Maniac
Molto più ardita è l’impostazione di Maniac, una delle serie tv brevi da vedere su Netflix che potrebbe essere recuperata anche in un weekend. La trama ruota attorno a due personaggi, Annie e Owen, che partecipano a un esperimento farmaceutico testando delle pillole che dovrebbero aiutare a dimenticare dolori e disagi psichici. L’esperimento porta i due protagonisti a vivere delle esperienze oniriche in cui rivivono alcuni momenti intrecciando le loro storie e condividendo gli stessi traumi. È una serie tv che fa dell’originalità narrativa il suo punto di forza. La realtà distopica si confonde con la dimensione surreale, dando vita a un prodotto che cambia continuamente genere.
Maniac è un viaggio nella solitudine e nel disagio psichico, un racconto che parla di temi ostici ma con un piglio narrativo coinvolgente, che tiene incollati gli spettatori allo schermo. La connessione tra Annie e Owen, le loro fragilità e le loro debolezze toccano le corde di chi guarda perché sono fragilità e debolezze che non appartengono a una dimensione distopica ma alla natura umana nella sua complessità. Maniac è stato spesso definito un “gioiellino nascosto” di Netflix perché presenta un’estetica visiva ricercata e una regia attenta a unire coerentemente sogni, realtà, fantasie e desideri nascosti. Emma Stone e Jonah Hill poi, sono stati eccezionali nell’interpretare personaggi che cambiavano costantemente nel corso del racconto. Personaggi che le allucinazioni e i test farmaceutici rendevano ogni volta versioni diverse di se stessi, rendendo il compito ancora più arduo per i due protagonisti.
Maniac è un tipo di prodotto che andrebbe gustato lentamente, godendosi ogni tappa. Ma il formato lo rende una di quelle serie tv brevi che si possono recuperare nel giro di quarantott’ore. Se cercate un titolo intrigante e originale per il vostro weekend, Maniac potrebbe fare al caso vostro.
She’s Gotta Have It
Ancora più nascosta nel catalogo Netflix, She’s Gotta Have It non ha avuto forse tutta l’attenzione che avrebbe meritato.
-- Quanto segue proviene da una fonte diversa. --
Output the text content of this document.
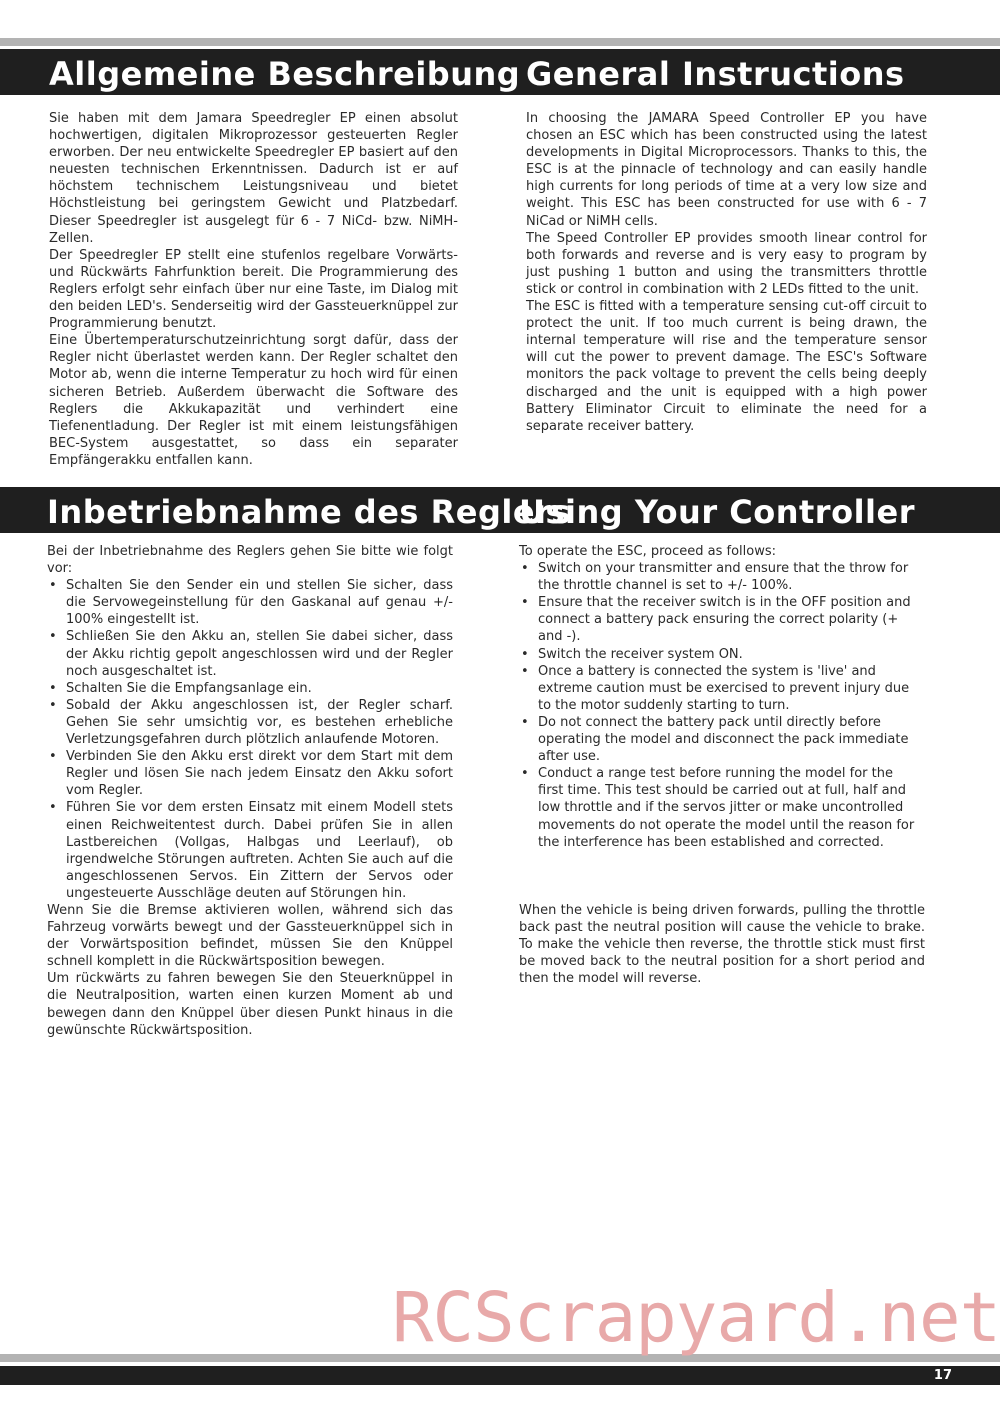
Allgemeine Beschreibung General Instructions

Sie haben mit dem Jamara Speedregler EP einen absolut hochwertigen, digitalen Mikroprozessor gesteuerten Regler erworben. Der neu entwickelte Speedregler EP basiert auf den neuesten technischen Erkenntnissen. Dadurch ist er auf höchstem technischem Leistungsniveau und bietet Höchstleistung bei geringstem Gewicht und Platzbedarf. Dieser Speedregler ist ausgelegt für 6 - 7 NiCd- bzw. NiMH-Zellen.

Der Speedregler EP stellt eine stufenlos regelbare Vorwärts- und Rückwärts Fahrfunktion bereit. Die Programmierung des Reglers erfolgt sehr einfach über nur eine Taste, im Dialog mit den beiden LED's. Senderseitig wird der Gassteuerknüppel zur Programmierung benutzt.

Eine Übertemperaturschutzeinrichtung sorgt dafür, dass der Regler nicht überlastet werden kann. Der Regler schaltet den Motor ab, wenn die interne Temperatur zu hoch wird für einen sicheren Betrieb. Außerdem überwacht die Software des Reglers die Akkukapazität und verhindert eine Tiefenentladung. Der Regler ist mit einem leistungsfähigen BEC-System ausgestattet, so dass ein separater Empfängerakku entfallen kann.

In choosing the JAMARA Speed Controller EP you have chosen an ESC which has been constructed using the latest developments in Digital Microprocessors. Thanks to this, the ESC is at the pinnacle of technology and can easily handle high currents for long periods of time at a very low size and weight. This ESC has been constructed for use with 6 - 7 NiCad or NiMH cells.

The Speed Controller EP provides smooth linear control for both forwards and reverse and is very easy to program by just pushing 1 button and using the transmitters throttle stick or control in combination with 2 LEDs fitted to the unit.

The ESC is fitted with a temperature sensing cut-off circuit to protect the unit. If too much current is being drawn, the internal temperature will rise and the temperature sensor will cut the power to prevent damage. The ESC's Software monitors the pack voltage to prevent the cells being deeply discharged and the unit is equipped with a high power Battery Eliminator Circuit to eliminate the need for a separate receiver battery.

Inbetriebnahme des Reglers
Using Your Controller

Bei der Inbetriebnahme des Reglers gehen Sie bitte wie folgt vor:

• Schalten Sie den Sender ein und stellen Sie sicher, dass die Servowegeinstellung für den Gaskanal auf genau +/- 100% eingestellt ist.
• Schließen Sie den Akku an, stellen Sie dabei sicher, dass der Akku richtig gepolt angeschlossen wird und der Regler noch ausgeschaltet ist.
• Schalten Sie die Empfangsanlage ein.
• Sobald der Akku angeschlossen ist, der Regler scharf. Gehen Sie sehr umsichtig vor, es bestehen erhebliche Verletzungsgefahren durch plötzlich anlaufende Motoren.
• Verbinden Sie den Akku erst direkt vor dem Start mit dem Regler und lösen Sie nach jedem Einsatz den Akku sofort vom Regler.
• Führen Sie vor dem ersten Einsatz mit einem Modell stets einen Reichweitentest durch. Dabei prüfen Sie in allen Lastbereichen (Vollgas, Halbgas und Leerlauf), ob irgendwelche Störungen auftreten. Achten Sie auch auf die angeschlossenen Servos. Ein Zittern der Servos oder ungesteuerte Ausschläge deuten auf Störungen hin.

To operate the ESC, proceed as follows:

• Switch on your transmitter and ensure that the throw for the throttle channel is set to +/- 100%.
• Ensure that the receiver switch is in the OFF position and connect a battery pack ensuring the correct polarity (+ and -).
• Switch the receiver system ON.
• Once a battery is connected the system is 'live' and extreme caution must be exercised to prevent injury due to the motor suddenly starting to turn.
• Do not connect the battery pack until directly before operating the model and disconnect the pack immediate after use.
• Conduct a range test before running the model for the first time. This test should be carried out at full, half and low throttle and if the servos jitter or make uncontrolled movements do not operate the model until the reason for the interference has been established and corrected.

Wenn Sie die Bremse aktivieren wollen, während sich das Fahrzeug vorwärts bewegt und der Gassteuerknüppel sich in der Vorwärtsposition befindet, müssen Sie den Knüppel schnell komplett in die Rückwärtsposition bewegen.

Um rückwärts zu fahren bewegen Sie den Steuerknüppel in die Neutralposition, warten einen kurzen Moment ab und bewegen dann den Knüppel über diesen Punkt hinaus in die gewünschte Rückwärtsposition.

When the vehicle is being driven forwards, pulling the throttle back past the neutral position will cause the vehicle to brake. To make the vehicle then reverse, the throttle stick must first be moved back to the neutral position for a short period and then the model will reverse.

RCScrapyard.net
17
La serie si trova sulla piattaforma dal 2017, anno della sua pubblicazione negli Stati Uniti. Lo show, diviso in due stagioni con un totale di 19 episodi da poco più di mezz’ora l’uno, è la versione televisiva di Lola Darling, un film di Spike Lee del 1986. La storia è ambientata ai giorni nostri nel quartiere di Fort Greene, nel centro di Brooklyn, e racconta le vicende di Nola Darling e dei suoi tre amanti. Un consulente finanziario, un fotografo vanitoso e un hipster anticonformista sono i tre pretendenti che ronzano attorno alla protagonista, che è una pittrice alla ricerca della realizzazione professionale in una società immaginata ancora come fortemente patriarcale.
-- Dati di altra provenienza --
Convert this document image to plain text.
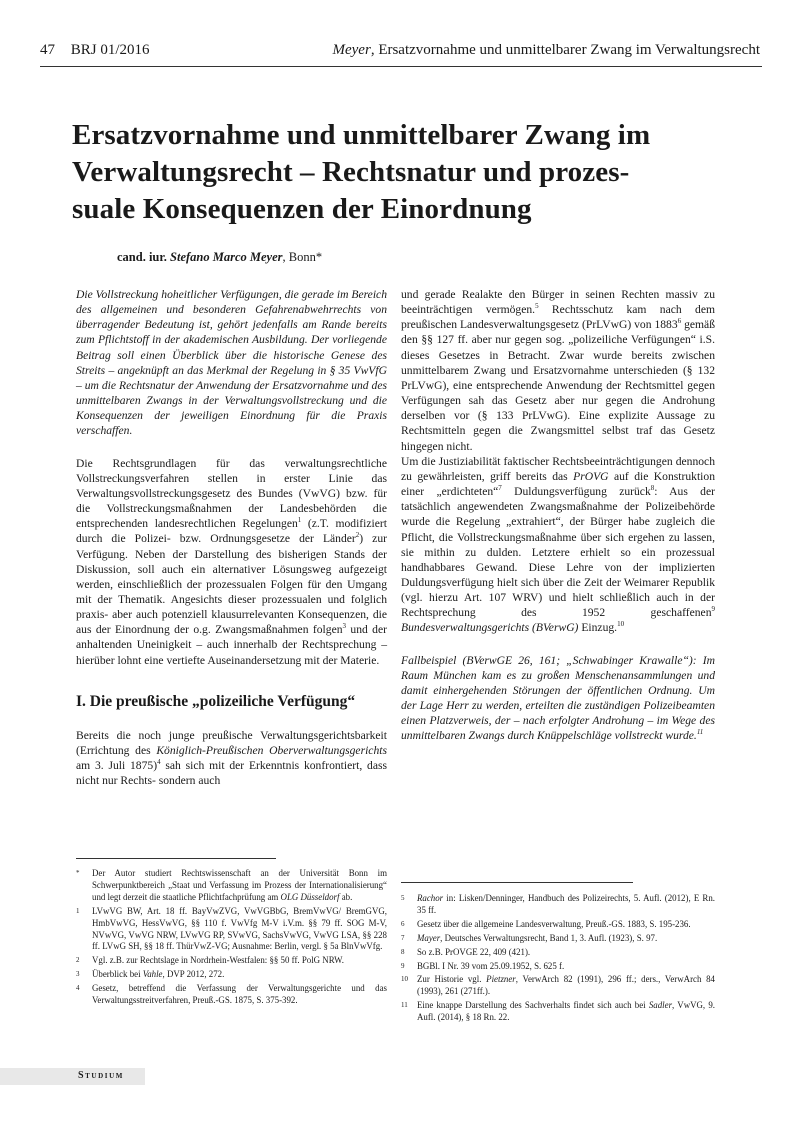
47 BRJ 01/2016	Meyer, Ersatzvornahme und unmittelbarer Zwang im Verwaltungsrecht
Ersatzvornahme und unmittelbarer Zwang im
Verwaltungsrecht – Rechtsnatur und prozes-
suale Konsequenzen der Einordnung
cand. iur. Stefano Marco Meyer, Bonn*

Die Vollstreckung hoheitlicher Verfügungen, die gerade im Bereich des allgemeinen und besonderen Gefahrenabwehrrechts von überragender Bedeutung ist, gehört jedenfalls am Rande bereits zum Pflichtstoff in der akademischen Ausbildung. Der vorliegende Beitrag soll einen Überblick über die historische Genese des Streits – angeknüpft an das Merkmal der Regelung in § 35 VwVfG – um die Rechtsnatur der Anwendung der Ersatzvornahme und des unmittelbaren Zwangs in der Verwaltungsvollstreckung und die Konsequenzen der jeweiligen Einordnung für die Praxis verschaffen.

Die Rechtsgrundlagen für das verwaltungsrechtliche Vollstreckungsverfahren stellen in erster Linie das Verwaltungsvollstreckungsgesetz des Bundes (VwVG) bzw. für die Vollstreckungsmaßnahmen der Landesbehörden die entsprechenden landesrechtlichen Regelungen$^1$ (z.T. modifiziert durch die Polizei- bzw. Ordnungsgesetze der Länder$^2$) zur Verfügung. Neben der Darstellung des bisherigen Stands der Diskussion, soll auch ein alternativer Lösungsweg aufgezeigt werden, einschließlich der prozessualen Folgen für den Umgang mit der Thematik. Angesichts dieser prozessualen und folglich praxis- aber auch potenziell klausurrelevanten Konsequenzen, die aus der Einordnung der o.g. Zwangsmaßnahmen folgen$^3$ und der anhaltenden Uneinigkeit – auch innerhalb der Rechtsprechung – hierüber lohnt eine vertiefte Auseinandersetzung mit der Materie.

I. Die preußische „polizeiliche Verfügung“

Bereits die noch junge preußische Verwaltungsgerichtsbarkeit (Errichtung des Königlich-Preußischen Oberverwaltungsgerichts am 3. Juli 1875)$^4$ sah sich mit der Erkenntnis konfrontiert, dass nicht nur Rechts- sondern auch

und gerade Realakte den Bürger in seinen Rechten massiv zu beeinträchtigen vermögen.$^5$ Rechtsschutz kam nach dem preußischen Landesverwaltungsgesetz (PrLVwG) von 1883$^6$ gemäß den §§ 127 ff. aber nur gegen sog. „polizeiliche Verfügungen“ i.S. dieses Gesetzes in Betracht. Zwar wurde bereits zwischen unmittelbarem Zwang und Ersatzvornahme unterschieden (§ 132 PrLVwG), eine entsprechende Anwendung der Rechtsmittel gegen Verfügungen sah das Gesetz aber nur gegen die Androhung derselben vor (§ 133 PrLVwG). Eine explizite Aussage zu Rechtsmitteln gegen die Zwangsmittel selbst traf das Gesetz hingegen nicht.

Um die Justiziabilität faktischer Rechtsbeeinträchtigungen dennoch zu gewährleisten, griff bereits das PrOVG auf die Konstruktion einer „erdichteten“$^7$ Duldungsverfügung zurück$^8$: Aus der tatsächlich angewendeten Zwangsmaßnahme der Polizeibehörde wurde die Regelung „extrahiert“, der Bürger habe zugleich die Pflicht, die Vollstreckungsmaßnahme über sich ergehen zu lassen, sie mithin zu dulden. Letztere erhielt so ein prozessual handhabbares Gewand. Diese Lehre von der implizierten Duldungsverfügung hielt sich über die Zeit der Weimarer Republik (vgl. hierzu Art. 107 WRV) und hielt schließlich auch in der Rechtsprechung des 1952 geschaffenen$^9$ Bundesverwaltungsgerichts (BVerwG) Einzug.$^{10}$

Fallbeispiel (BVerwGE 26, 161; „Schwabinger Krawalle“): Im Raum München kam es zu großen Menschenansammlungen und damit einhergehenden Störungen der öffentlichen Ordnung. Um der Lage Herr zu werden, erteilten die zuständigen Polizeibeamten einen Platzverweis, der – nach erfolgter Androhung – im Wege des unmittelbaren Zwangs durch Knüppelschläge vollstreckt wurde.$^{11}$

* Der Autor studiert Rechtswissenschaft an der Universität Bonn im Schwerpunktbereich „Staat und Verfassung im Prozess der Internationalisierung“ und legt derzeit die staatliche Pflichtfachprüfung am OLG Düsseldorf ab.
1 LVwVG BW, Art. 18 ff. BayVwZVG, VwVGBbG, BremVwVG/ BremGVG, HmbVwVG, HessVwVG, §§ 110 f. VwVfg M-V i.V.m. §§ 79 ff. SOG M-V, NVwVG, VwVG NRW, LVwVG RP, SVwVG, SachsVwVG, VwVG LSA, §§ 228 ff. LVwG SH, §§ 18 ff. ThürVwZ-VG; Ausnahme: Berlin, vergl. § 5a BlnVwVfg.
2 Vgl. z.B. zur Rechtslage in Nordrhein-Westfalen: §§ 50 ff. PolG NRW.
3 Überblick bei Vahle, DVP 2012, 272.
4 Gesetz, betreffend die Verfassung der Verwaltungsgerichte und das Verwaltungsstreitverfahren, Preuß.-GS. 1875, S. 375-392.
5 Rachor in: Lisken/Denninger, Handbuch des Polizeirechts, 5. Aufl. (2012), E Rn. 35 ff.
6 Gesetz über die allgemeine Landesverwaltung, Preuß.-GS. 1883, S. 195-236.
7 Mayer, Deutsches Verwaltungsrecht, Band 1, 3. Aufl. (1923), S. 97.
8 So z.B. PrOVGE 22, 409 (421).
9 BGBl. I Nr. 39 vom 25.09.1952, S. 625 f.
10 Zur Historie vgl. Pietzner, VerwArch 82 (1991), 296 ff.; ders., VerwArch 84 (1993), 261 (271ff.).
11 Eine knappe Darstellung des Sachverhalts findet sich auch bei Sadler, VwVG, 9. Aufl. (2014), § 18 Rn. 22.
Studium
Tra le serie tv brevi da vedere in un weekend, She’s Gotta Have It propone una storia di emancipazione femminile che scorre a un buon ritmo, con una protagonista accentratrice e divertente con la quale si entra immediatamente in connessione.
She’s Gotta Have It è considerato un gioiellino del catalogo di Netflix perché reinterpreta un classico del cinema di Spike Lee in formato televisivo. Il prodotto porta la firma del suo stesso autore che, a trent’anni da Lola Darling, ha provato a rivitalizzare la sua storia calandola in un contesto più attuale in cui si incontrano tematiche che toccano da vicino lo spettatore moderno. She’s Gotta Have It è una serie d’autore nella quale si riconosce lo stile inconfondibile di Spike Lee e che racconta una potente storia di autodeterminazione femminile in una Brooklyn piena di pulsioni e spinte contraddittorie. In mezzo a personaggi maschili stereotipati, la protagonista spicca per la sua originalità, per la sua forza interiore e per il desiderio di libertà che la contraddistingue.